I am going to a conference and I am pretty sure I will run into The One Who Does Not Want to Friend Me, On Facebook or Otherwise, and I find myself obsessing about this every so often. We were best friends the first quarter of freshman year of college and I came across a very lovely card she sent me over Thanksgiving that year, about how she felt so different from high school friends she talked to, because they were not feminist or interested in careers and she was. She was so very interested in careers. We were both in journalism but she had done more Out in the World than I had. As a high schooler, she'd interned at a real daily newspaper, while I had worked at an amusement park for two summers. I had worked on the newsletter for employees of the park. She had also won or placed in a national creative writing contest sponsored by Seventeen Magazine. (Maybe international, if you count Canada.) I had sent in to a Seventeen contest, but I was so ignorant I didn't know I was supposed to send a copy of a high school newspaper article I'd written, I mean I sent a clean, typed copy of the article, and *not* a photocopy of the newspaper that contained the article. I try to remember that, when students ask me questions that seem to show they have not one iota of common sense. I wouldn't say that I competed with The One; it was a given that she had achieved more; I may have considered her to be in a quite separate realm.

I remember I was an Honorable Mention in a contest, but I don't remember for what. And I had two trophies--one from a citywide journalism contest and the other from a Jewish organization that sponsored a writing award. I remember it as the Seymour Cussworm Award, but that sounds like a made-up name. In many ways I peaked in high school. In college and graduate school I was average or below. I would like to think that I am still on my way to my peak. As Nora Ephron wrote once, in the essay "On Having Never Been a Prom Queen": I am, in fact, at this very moment gaining my looks.

I just googled again and found the Sidney G. Kusworm award, but it is for community service. He was head of Americanization for the B'nai B'rith and served on Truman's civil rights commission.
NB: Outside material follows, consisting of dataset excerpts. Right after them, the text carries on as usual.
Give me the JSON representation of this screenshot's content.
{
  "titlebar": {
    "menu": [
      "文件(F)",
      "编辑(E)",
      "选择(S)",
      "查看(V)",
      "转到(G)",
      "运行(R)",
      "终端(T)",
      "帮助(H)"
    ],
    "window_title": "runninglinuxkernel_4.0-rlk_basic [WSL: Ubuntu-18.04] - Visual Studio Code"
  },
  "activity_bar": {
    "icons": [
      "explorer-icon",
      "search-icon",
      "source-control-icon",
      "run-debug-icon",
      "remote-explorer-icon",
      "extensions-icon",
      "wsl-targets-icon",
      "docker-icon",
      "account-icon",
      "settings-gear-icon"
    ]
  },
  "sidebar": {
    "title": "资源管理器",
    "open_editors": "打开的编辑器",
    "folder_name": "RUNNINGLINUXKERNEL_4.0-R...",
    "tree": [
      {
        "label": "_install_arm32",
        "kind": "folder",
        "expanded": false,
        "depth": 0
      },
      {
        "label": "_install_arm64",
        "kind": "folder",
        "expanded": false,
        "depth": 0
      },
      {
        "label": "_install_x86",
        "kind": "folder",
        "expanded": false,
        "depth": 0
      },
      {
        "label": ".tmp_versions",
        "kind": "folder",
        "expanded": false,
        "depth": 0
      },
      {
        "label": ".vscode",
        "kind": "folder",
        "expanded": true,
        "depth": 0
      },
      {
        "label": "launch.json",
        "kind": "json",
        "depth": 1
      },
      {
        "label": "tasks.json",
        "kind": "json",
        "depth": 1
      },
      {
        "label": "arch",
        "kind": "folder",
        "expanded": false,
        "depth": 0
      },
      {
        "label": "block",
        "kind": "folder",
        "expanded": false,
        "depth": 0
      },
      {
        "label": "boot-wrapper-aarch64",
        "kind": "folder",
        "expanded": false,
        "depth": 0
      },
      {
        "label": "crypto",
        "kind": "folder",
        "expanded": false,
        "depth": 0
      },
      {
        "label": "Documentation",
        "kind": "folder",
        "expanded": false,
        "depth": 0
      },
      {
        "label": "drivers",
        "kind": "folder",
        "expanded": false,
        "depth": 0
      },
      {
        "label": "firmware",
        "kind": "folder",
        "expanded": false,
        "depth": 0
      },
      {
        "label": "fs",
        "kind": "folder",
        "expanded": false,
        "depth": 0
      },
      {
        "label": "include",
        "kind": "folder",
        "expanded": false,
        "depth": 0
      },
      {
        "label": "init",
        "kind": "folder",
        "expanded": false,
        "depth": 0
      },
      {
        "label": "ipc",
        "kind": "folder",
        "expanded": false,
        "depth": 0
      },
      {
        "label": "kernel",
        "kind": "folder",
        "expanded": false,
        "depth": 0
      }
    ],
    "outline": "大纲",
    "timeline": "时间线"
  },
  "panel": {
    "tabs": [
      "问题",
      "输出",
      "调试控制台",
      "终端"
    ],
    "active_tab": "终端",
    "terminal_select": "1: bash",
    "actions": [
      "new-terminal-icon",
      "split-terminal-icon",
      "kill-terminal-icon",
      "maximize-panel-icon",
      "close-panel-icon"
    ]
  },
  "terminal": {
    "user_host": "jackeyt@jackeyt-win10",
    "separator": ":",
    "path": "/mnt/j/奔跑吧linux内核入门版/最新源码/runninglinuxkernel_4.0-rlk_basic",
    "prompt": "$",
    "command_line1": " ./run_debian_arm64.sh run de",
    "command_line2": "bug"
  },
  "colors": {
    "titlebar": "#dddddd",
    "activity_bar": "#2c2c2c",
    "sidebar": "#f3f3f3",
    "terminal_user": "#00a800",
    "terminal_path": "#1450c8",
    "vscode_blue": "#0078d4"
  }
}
All of this giving Seymour an intractable inferiority complex, of course.

I ask you, ladies and gentlemen of the jury, was it my fault that I broke up with my boyfriend freshman year, and then got back together with him a few weeks or month later? It may have been sophomore year. I assume that was my transgression, according to The One Who Will Not... because she went out with him after we broke up, and I guess he broke up with her in order to get back together with me. But shouldn't she blame him and not me? And shouldn't I have forgotten this in the decades since?

I do emphasize the negative; I think of The One... instead of A, whom I have not seen in about 20 years, and with whom I will have lunch a week from Monday. A is a lovely and intense person, with blond hair, blue eyes, a cherubic face and soft voice, who brought down a corrupt mayor with her reporting. You may remember Coleman Young and the krugerrands. (Which was not a singing group.) I will also see D, who was my boss and taught me the little bit I learned early on about structuring a longer piece of writing.

It could be, of course, that along the way, The One decided she did not like me. How could that be? I ask L. How could someone not like me? We are both baffled.